Fiessinger JN, Schafer M. Buerger’s disease in the modern era. The clinical criteria for TAO, edited by Olin in include: For example, prostaglandins like Limaprost [10] are vasodilators and give relief of pain, but do not help in changing the course of disease.

N Engl J Med. It usually affects men below 45 years old and correlates with tobacco, as a predisposing factor. Searches for rheumatoid factor, anti-nuclear antibodies, anti-centromere antibodies, anti-SCL antibodies and ANCA are necessary, but should be negative, as should tests for hypocomplementaemia, cryoglobulinaemia, hepatitis B and C. A study of the vascular lesions leading to presenile spontaneous gangrene.

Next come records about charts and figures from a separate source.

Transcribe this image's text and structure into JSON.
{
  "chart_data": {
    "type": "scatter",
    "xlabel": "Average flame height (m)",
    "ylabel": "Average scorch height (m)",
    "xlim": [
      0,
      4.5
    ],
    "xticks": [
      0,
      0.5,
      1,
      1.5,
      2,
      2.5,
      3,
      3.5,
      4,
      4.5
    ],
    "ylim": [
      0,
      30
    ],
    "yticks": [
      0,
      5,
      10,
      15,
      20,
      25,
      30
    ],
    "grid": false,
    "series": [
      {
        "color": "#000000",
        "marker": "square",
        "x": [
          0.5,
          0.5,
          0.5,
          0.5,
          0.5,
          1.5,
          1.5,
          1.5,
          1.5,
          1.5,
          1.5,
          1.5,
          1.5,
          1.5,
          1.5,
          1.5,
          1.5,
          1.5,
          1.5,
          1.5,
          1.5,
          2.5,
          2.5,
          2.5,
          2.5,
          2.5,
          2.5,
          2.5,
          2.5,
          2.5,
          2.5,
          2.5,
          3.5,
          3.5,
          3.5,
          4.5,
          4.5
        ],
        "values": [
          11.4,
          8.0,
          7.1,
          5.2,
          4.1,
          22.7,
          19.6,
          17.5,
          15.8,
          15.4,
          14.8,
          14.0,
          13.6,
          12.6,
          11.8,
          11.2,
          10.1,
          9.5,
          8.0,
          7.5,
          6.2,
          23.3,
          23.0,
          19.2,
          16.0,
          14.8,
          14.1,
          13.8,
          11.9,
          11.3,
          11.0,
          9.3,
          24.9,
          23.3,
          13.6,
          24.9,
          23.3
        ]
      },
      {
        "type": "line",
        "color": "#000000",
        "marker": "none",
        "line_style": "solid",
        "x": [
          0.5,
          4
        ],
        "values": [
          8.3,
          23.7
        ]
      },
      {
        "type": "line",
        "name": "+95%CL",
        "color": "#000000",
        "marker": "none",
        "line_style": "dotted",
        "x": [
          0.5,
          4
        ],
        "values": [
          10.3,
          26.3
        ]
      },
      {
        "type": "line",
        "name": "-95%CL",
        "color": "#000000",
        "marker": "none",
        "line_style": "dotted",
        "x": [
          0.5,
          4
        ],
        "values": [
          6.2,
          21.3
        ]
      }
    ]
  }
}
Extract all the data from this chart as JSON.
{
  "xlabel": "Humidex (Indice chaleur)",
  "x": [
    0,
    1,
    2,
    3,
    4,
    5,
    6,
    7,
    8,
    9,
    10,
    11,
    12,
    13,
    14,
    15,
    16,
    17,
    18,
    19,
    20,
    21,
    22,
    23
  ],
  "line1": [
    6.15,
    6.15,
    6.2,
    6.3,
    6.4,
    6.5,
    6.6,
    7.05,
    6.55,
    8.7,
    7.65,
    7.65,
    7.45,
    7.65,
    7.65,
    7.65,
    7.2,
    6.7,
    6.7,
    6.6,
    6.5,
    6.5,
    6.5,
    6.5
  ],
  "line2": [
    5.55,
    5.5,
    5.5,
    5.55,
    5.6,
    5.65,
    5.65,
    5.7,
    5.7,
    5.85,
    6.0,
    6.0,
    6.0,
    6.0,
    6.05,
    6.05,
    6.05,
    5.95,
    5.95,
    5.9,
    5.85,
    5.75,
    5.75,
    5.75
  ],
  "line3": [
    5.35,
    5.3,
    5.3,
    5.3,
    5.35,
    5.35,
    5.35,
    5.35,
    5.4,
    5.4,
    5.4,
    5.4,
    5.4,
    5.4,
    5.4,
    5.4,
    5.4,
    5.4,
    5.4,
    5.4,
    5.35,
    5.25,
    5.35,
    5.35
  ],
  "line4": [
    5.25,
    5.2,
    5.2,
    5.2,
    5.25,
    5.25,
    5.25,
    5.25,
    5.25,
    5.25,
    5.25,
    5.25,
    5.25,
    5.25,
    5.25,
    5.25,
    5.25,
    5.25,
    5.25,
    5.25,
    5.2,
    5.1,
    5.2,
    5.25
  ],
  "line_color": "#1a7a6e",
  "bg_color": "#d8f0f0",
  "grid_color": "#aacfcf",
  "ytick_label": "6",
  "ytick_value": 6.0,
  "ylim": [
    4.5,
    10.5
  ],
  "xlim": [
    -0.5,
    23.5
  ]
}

Chronic venous insufficiency Chronic cerebrospinal venous insufficiency Superior vena cava syndrome Inferior vena cava syndrome Venous ulcer. A year-old black male presented in the medicine clinics with a 6 year history of ulcers in the fingertips of both hands and feet with progressive worsening: The author and journalist John McBeth describes his experiences of the disease, and treatment for it, in a chapter called ‘Year of the Leg’ in his book entitled Reporter.

TAO usually begins with ischemia of the distal small arteries and veins.